Auch Kinderkunst dient als Vorlage

Bei den vierten Holzkunsttagen in Rietenau tauchen die Teilnehmer in die Welt der Holzgestaltung ein. Mit Motorsäge, Stechbeitel und unter vollem körperlichen Einsatz erschaffen sie unter Anleitung von Miklós Vajna ihre ganz persönliche Skulptur.

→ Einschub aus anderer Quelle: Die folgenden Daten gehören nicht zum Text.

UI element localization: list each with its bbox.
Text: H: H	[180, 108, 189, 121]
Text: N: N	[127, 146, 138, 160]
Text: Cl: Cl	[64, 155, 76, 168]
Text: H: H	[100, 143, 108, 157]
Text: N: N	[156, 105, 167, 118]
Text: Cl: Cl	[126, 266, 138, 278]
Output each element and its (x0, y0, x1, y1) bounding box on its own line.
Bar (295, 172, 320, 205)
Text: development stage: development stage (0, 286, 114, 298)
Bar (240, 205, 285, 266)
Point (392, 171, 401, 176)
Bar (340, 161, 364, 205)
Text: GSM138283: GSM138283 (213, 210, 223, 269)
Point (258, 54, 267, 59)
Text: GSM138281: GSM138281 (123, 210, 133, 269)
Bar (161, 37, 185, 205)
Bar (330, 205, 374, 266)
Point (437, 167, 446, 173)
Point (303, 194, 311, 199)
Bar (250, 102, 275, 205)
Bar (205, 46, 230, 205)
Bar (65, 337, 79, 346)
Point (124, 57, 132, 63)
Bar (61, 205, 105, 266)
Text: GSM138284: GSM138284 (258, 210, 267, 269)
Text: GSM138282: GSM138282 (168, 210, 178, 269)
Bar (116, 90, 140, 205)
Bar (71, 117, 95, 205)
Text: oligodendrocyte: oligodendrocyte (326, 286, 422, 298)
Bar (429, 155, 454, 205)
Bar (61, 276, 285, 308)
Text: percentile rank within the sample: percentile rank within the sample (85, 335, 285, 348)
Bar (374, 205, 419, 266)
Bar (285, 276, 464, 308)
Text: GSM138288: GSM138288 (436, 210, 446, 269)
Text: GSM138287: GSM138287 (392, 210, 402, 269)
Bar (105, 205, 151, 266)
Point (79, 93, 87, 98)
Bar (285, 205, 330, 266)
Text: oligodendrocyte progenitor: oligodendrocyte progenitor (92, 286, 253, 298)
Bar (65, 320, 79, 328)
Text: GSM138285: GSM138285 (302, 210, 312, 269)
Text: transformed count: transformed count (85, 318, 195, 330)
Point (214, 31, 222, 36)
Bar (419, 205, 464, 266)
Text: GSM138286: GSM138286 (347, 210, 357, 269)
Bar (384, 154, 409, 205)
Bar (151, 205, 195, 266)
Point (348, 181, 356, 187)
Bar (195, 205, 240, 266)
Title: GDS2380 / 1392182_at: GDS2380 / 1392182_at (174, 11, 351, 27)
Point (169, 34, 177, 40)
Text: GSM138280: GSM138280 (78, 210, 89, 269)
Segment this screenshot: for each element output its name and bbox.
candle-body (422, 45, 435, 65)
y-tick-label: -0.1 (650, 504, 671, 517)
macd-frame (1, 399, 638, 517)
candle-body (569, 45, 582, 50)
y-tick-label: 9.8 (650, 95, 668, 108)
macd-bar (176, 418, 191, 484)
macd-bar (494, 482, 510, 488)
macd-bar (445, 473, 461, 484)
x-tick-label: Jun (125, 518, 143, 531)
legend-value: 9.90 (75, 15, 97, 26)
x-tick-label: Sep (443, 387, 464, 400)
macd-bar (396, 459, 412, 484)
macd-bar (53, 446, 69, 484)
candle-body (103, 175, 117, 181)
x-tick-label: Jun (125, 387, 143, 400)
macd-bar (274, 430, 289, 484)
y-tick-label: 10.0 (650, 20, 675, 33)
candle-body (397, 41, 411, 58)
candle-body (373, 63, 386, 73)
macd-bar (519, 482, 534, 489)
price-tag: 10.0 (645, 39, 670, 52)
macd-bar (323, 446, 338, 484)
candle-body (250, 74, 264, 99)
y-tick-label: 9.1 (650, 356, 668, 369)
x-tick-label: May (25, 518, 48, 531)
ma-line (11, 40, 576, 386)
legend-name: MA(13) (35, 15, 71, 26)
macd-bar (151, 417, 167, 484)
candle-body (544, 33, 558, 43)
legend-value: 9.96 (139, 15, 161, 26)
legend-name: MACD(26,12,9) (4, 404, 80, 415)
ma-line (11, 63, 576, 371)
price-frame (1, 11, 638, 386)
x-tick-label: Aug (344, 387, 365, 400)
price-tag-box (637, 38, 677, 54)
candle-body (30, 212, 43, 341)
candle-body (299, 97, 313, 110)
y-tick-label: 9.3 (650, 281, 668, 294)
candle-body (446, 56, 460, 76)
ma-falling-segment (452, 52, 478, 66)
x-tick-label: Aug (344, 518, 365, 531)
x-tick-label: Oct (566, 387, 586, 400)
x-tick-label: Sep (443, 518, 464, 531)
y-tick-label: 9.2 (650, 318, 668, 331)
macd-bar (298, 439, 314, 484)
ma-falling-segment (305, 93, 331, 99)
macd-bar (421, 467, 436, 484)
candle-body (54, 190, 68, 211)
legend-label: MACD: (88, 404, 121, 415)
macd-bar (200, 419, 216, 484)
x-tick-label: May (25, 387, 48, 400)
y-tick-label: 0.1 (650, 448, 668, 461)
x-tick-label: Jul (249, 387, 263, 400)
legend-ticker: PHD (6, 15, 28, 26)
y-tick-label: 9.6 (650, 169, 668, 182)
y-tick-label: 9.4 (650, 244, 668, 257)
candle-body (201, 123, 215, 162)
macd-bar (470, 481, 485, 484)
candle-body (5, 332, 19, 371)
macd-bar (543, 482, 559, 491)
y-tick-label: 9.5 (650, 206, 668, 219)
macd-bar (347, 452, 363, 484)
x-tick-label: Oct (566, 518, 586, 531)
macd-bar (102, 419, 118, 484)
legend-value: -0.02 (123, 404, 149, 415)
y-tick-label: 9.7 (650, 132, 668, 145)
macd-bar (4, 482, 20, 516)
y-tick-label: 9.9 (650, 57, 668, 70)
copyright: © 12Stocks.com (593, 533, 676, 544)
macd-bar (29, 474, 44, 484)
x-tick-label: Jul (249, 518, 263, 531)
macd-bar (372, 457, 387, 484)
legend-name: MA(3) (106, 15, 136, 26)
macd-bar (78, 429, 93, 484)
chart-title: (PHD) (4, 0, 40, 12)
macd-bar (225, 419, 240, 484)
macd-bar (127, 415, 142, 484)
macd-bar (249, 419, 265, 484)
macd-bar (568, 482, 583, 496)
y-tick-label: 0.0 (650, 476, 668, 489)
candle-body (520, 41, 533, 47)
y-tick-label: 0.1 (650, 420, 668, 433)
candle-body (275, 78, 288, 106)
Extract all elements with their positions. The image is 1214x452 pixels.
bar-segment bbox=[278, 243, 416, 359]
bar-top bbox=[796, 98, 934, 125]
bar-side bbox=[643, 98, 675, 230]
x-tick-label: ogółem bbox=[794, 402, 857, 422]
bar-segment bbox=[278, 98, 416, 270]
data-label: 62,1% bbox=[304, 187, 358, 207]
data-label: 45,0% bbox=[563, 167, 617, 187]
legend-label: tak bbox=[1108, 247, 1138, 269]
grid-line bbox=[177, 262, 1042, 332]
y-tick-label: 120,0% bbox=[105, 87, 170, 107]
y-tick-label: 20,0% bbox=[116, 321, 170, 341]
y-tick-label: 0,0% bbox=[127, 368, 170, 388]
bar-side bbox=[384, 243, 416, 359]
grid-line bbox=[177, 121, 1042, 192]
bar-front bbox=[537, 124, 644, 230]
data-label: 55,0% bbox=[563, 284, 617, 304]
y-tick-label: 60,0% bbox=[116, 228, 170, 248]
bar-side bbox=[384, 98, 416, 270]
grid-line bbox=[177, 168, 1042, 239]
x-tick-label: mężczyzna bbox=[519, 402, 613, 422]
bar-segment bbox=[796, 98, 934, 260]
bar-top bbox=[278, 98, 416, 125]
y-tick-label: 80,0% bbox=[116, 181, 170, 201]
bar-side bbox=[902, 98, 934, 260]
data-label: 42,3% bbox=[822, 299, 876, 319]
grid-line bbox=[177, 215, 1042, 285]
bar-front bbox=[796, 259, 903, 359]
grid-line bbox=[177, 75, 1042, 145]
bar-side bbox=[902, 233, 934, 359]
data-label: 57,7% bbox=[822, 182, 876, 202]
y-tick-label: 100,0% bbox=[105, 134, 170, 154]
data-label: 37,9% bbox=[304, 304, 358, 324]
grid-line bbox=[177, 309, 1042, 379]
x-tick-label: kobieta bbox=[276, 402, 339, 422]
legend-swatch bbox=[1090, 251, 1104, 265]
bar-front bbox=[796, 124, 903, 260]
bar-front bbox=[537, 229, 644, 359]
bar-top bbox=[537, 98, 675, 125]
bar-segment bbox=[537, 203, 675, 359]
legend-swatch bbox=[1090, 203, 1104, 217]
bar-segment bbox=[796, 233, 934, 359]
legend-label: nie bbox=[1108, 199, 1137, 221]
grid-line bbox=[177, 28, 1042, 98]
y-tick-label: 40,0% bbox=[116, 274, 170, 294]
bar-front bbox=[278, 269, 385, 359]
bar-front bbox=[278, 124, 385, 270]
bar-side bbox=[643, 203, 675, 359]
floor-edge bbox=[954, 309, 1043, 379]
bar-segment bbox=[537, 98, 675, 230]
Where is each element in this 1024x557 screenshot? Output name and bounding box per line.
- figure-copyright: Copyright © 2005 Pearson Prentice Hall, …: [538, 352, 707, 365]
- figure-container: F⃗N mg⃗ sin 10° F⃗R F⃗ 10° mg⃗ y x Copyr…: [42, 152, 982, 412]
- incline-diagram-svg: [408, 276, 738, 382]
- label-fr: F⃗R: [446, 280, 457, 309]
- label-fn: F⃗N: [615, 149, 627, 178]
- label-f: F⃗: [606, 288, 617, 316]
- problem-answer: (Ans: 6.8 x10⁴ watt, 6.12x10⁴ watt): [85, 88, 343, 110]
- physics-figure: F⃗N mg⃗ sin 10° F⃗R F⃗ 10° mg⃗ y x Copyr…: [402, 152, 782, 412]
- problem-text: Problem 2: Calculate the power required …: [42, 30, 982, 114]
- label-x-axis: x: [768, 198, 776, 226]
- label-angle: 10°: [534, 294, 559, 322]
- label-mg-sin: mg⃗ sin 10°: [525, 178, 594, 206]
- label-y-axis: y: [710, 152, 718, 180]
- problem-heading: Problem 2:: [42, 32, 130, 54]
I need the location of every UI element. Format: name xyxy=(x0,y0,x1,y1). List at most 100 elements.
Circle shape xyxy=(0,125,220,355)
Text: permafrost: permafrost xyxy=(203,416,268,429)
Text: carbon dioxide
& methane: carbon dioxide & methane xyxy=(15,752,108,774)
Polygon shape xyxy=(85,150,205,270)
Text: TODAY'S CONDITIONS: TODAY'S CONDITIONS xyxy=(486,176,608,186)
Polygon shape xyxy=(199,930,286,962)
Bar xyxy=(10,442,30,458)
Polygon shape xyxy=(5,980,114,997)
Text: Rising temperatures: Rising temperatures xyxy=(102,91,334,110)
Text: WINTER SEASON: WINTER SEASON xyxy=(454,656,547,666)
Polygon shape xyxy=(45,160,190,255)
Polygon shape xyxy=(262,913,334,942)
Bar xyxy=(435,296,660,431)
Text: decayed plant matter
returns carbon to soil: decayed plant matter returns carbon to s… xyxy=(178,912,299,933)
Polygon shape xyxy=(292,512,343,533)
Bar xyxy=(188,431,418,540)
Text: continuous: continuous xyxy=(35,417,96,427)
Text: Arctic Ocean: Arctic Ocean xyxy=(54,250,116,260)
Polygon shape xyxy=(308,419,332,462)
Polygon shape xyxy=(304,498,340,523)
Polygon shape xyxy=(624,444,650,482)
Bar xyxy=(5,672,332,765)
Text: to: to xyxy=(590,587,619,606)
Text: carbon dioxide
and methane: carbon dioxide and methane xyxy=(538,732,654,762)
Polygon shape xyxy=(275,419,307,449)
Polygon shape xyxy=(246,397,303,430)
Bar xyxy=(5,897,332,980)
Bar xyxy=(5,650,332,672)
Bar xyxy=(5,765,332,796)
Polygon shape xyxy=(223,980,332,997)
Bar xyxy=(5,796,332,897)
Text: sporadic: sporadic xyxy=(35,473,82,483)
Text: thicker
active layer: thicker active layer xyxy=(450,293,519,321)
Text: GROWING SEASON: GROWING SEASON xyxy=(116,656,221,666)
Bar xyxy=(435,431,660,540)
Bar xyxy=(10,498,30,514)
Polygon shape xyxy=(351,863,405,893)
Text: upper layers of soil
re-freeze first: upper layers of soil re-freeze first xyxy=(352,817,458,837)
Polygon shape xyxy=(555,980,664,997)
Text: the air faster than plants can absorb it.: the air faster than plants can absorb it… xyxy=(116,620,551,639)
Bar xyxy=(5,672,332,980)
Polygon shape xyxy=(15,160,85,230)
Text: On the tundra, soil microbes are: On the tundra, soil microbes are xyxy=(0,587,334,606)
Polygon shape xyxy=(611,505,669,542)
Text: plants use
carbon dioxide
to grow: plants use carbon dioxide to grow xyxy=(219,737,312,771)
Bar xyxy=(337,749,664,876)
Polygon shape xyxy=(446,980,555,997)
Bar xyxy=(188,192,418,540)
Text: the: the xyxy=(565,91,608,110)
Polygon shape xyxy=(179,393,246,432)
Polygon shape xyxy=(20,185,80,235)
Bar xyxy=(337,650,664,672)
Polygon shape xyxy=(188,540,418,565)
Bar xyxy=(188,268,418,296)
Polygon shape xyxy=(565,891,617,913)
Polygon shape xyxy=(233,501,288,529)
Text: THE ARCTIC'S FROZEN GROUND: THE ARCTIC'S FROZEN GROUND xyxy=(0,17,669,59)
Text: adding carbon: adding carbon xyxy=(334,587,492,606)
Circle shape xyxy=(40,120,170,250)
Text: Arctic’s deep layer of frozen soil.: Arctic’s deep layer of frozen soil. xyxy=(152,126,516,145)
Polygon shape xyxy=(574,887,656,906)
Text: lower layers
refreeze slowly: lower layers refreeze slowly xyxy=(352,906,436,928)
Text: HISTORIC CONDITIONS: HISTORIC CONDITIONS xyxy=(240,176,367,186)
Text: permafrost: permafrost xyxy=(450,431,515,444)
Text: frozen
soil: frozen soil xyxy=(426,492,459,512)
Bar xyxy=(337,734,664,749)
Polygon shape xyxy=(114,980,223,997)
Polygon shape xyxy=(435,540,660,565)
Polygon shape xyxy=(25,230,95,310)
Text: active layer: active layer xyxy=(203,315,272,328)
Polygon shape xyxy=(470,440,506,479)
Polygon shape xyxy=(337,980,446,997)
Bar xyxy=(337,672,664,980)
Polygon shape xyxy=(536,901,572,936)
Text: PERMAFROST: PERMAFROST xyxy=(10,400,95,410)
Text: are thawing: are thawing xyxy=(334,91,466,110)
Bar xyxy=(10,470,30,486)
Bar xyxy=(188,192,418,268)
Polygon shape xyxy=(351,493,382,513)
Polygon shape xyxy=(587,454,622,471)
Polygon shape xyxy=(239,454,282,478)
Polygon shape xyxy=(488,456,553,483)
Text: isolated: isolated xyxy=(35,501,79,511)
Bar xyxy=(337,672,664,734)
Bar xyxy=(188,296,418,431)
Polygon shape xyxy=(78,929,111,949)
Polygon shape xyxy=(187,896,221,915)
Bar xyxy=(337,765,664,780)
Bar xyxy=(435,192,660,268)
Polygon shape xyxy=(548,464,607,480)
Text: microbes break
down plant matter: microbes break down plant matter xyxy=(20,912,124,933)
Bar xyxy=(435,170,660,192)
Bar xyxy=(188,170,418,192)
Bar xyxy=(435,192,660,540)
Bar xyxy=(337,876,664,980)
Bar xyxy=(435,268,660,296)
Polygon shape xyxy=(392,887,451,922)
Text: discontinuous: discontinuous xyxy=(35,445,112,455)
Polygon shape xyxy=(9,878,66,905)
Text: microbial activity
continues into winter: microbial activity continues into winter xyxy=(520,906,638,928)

Auch Kinderkunst dient als Vorlage

Knochenarbeit: Ines Kutasi arbeitet an einem Wildschwein aus Eichenholz. Foto: J. Fiedler

Von Annette Hohnerlein

ASPACH. Motorsägen heulen auf, als würden im nahen Wald Bäume gefällt. Zwischendurch ist ein Klopfen zu hören, als wäre ein besonders eifriger Specht am Werk. Und tatsächlich sind sie mit Feuereifer bei der Sache, die 14 Teilnehmer der Holzkunsttage in Rietenau. Die Frauen und Männer sind so in die Arbeit an ihren Werkstücken vertieft, dass sie kaum einen Blick für die schöne Umgebung haben. Auf einer Wiese am Waldrand beim sogenannten Pfarrgütle nördlich von Rietenau sind mehrere Zelte als Sonnenschutz aufgebaut, halb fertige Skulpturen, Holzabfälle, Werkzeuge und Motorsägen sind auf dem Gelände verteilt. Der Wind rauscht in den Bäumen und kühlt die erhitzten Gesichter der Bildhauer. Denn was die alten Hasen unter ihnen schon wussten, mussten die Anfänger erst lernen: Holzbildhauerei ist Knochenarbeit.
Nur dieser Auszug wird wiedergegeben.